It is that time of the year again for us to start dreaming of our sailboat, an Islander 28, harnessing the winds as we sail into the sunset. First we need to get our boat back in the water though. Spring commissioning is always a very busy time of the year for us. There is bottom paint to apply, wax to buff and usually a few repairs to make. The culmination of all this is a trip to the travel lift and Aurion being gently set down in the water once again.
Before we owned a boat large enough to require a travel lift, I was always quite curious about how that process went. My wife, Miriam, shot this video a couple years ago and I thought it might be somewhat helpful for any others out there who might also want to see the lift and how it works. I must say the crew at our marina does an excellent job and obviously know what they are doing. Hats off to the crew at Lake City Marina!
After they bring the boat over to the staging area on the cradle, the crew drive the travel lift over the boat. Next they run the straps under fore and aft of the keel so that the boat will be lifted off of the cradle horizontally. After everything is secured, the travel lift is positioned in front of the lift basin. Here is the part where I scurry about applying the bottom paint to the areas under the cradle pads. After a few minutes of dry time, they lower our sailboat into the water and move her to the dock. Whew! Safe in the water again!

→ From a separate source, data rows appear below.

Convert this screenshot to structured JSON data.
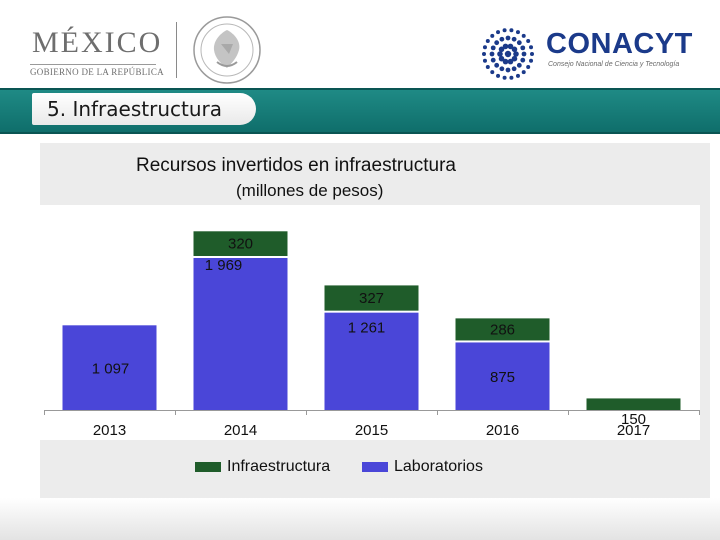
{
  "header": {
    "mexico_text": "MÉXICO",
    "mexico_sub": "GOBIERNO DE LA REPÚBLICA",
    "conacyt_text": "CONACYT",
    "conacyt_sub": "Consejo Nacional de Ciencia y Tecnología"
  },
  "banner": {
    "title": "5. Infraestructura"
  },
  "colors": {
    "infraestructura": "#1f5c2a",
    "laboratorios": "#4a46d8",
    "banner": "#1a7f7b",
    "conacyt": "#1b3a8a"
  },
  "chart_data": {
    "type": "bar",
    "stacked": true,
    "title": "Recursos invertidos en infraestructura",
    "subtitle": "(millones de pesos)",
    "categories": [
      "2013",
      "2014",
      "2015",
      "2016",
      "2017"
    ],
    "series": [
      {
        "name": "Laboratorios",
        "values": [
          1097,
          1969,
          1261,
          875,
          null
        ],
        "labels": [
          "1 097",
          "1 969",
          "1 261",
          "875",
          ""
        ]
      },
      {
        "name": "Infraestructura",
        "values": [
          null,
          320,
          327,
          286,
          150
        ],
        "labels": [
          "",
          "320",
          "327",
          "286",
          "150"
        ]
      }
    ],
    "legend": [
      "Infraestructura",
      "Laboratorios"
    ],
    "legend_position": "bottom",
    "grid": false
  }
}
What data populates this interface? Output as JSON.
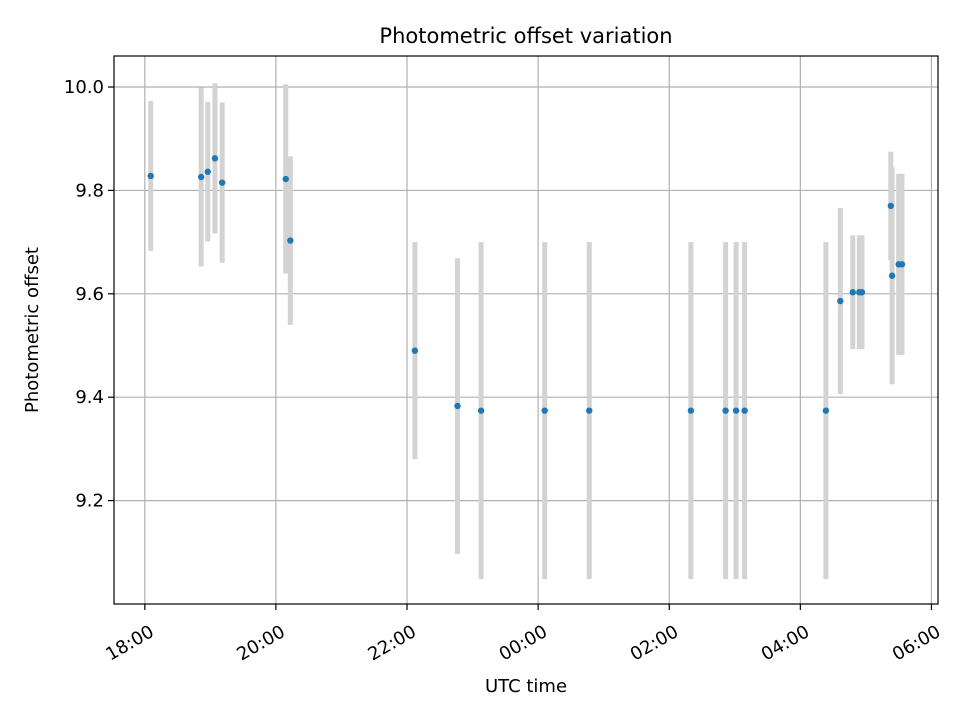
{
  "chart_data": {
    "type": "scatter",
    "title": "Photometric offset variation",
    "xlabel": "UTC time",
    "ylabel": "Photometric offset",
    "grid": true,
    "x_unit": "hours after 18:00 UTC",
    "xlim": [
      -0.47,
      12.1
    ],
    "ylim": [
      9.0,
      10.06
    ],
    "x_ticks": [
      {
        "value": 0,
        "label": "18:00"
      },
      {
        "value": 2,
        "label": "20:00"
      },
      {
        "value": 4,
        "label": "22:00"
      },
      {
        "value": 6,
        "label": "00:00"
      },
      {
        "value": 8,
        "label": "02:00"
      },
      {
        "value": 10,
        "label": "04:00"
      },
      {
        "value": 12,
        "label": "06:00"
      }
    ],
    "y_ticks": [
      {
        "value": 9.2,
        "label": "9.2"
      },
      {
        "value": 9.4,
        "label": "9.4"
      },
      {
        "value": 9.6,
        "label": "9.6"
      },
      {
        "value": 9.8,
        "label": "9.8"
      },
      {
        "value": 10.0,
        "label": "10.0"
      }
    ],
    "colors": {
      "point": "#1f77b4",
      "errorbar": "#d3d3d3",
      "grid": "#b0b0b0"
    },
    "points": [
      {
        "x": 0.09,
        "y": 9.828,
        "err": 0.145
      },
      {
        "x": 0.86,
        "y": 9.826,
        "err": 0.173
      },
      {
        "x": 0.96,
        "y": 9.836,
        "err": 0.135
      },
      {
        "x": 1.07,
        "y": 9.862,
        "err": 0.145
      },
      {
        "x": 1.18,
        "y": 9.815,
        "err": 0.155
      },
      {
        "x": 2.15,
        "y": 9.822,
        "err": 0.183
      },
      {
        "x": 2.22,
        "y": 9.703,
        "err": 0.163
      },
      {
        "x": 4.12,
        "y": 9.49,
        "err": 0.21
      },
      {
        "x": 4.77,
        "y": 9.383,
        "err": 0.286
      },
      {
        "x": 5.13,
        "y": 9.374,
        "err": 0.326
      },
      {
        "x": 6.1,
        "y": 9.374,
        "err": 0.326
      },
      {
        "x": 6.78,
        "y": 9.374,
        "err": 0.326
      },
      {
        "x": 8.33,
        "y": 9.374,
        "err": 0.326
      },
      {
        "x": 8.86,
        "y": 9.374,
        "err": 0.326
      },
      {
        "x": 9.02,
        "y": 9.374,
        "err": 0.326
      },
      {
        "x": 9.15,
        "y": 9.374,
        "err": 0.326
      },
      {
        "x": 10.39,
        "y": 9.374,
        "err": 0.326
      },
      {
        "x": 10.61,
        "y": 9.586,
        "err": 0.18
      },
      {
        "x": 10.8,
        "y": 9.603,
        "err": 0.11
      },
      {
        "x": 10.9,
        "y": 9.603,
        "err": 0.11
      },
      {
        "x": 10.94,
        "y": 9.603,
        "err": 0.11
      },
      {
        "x": 11.38,
        "y": 9.77,
        "err": 0.105
      },
      {
        "x": 11.4,
        "y": 9.635,
        "err": 0.21
      },
      {
        "x": 11.5,
        "y": 9.657,
        "err": 0.175
      },
      {
        "x": 11.55,
        "y": 9.657,
        "err": 0.175
      }
    ]
  }
}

This year is no different for us before spring commissioning day. The two repair projects to complete before Aurion is ready for the water are a new raw water intake valve for the engine and a new transducer for a depth finder. The intake valve is already finished and I have the last step in the procedure for the transducer to complete, namely tightening the nut after the sealant has cured. Still will need to run the cable, but that can be done at the dock.
The video is a good way to get myself pumped up to finish the projects and get the buffer out get the top sides gleaming again!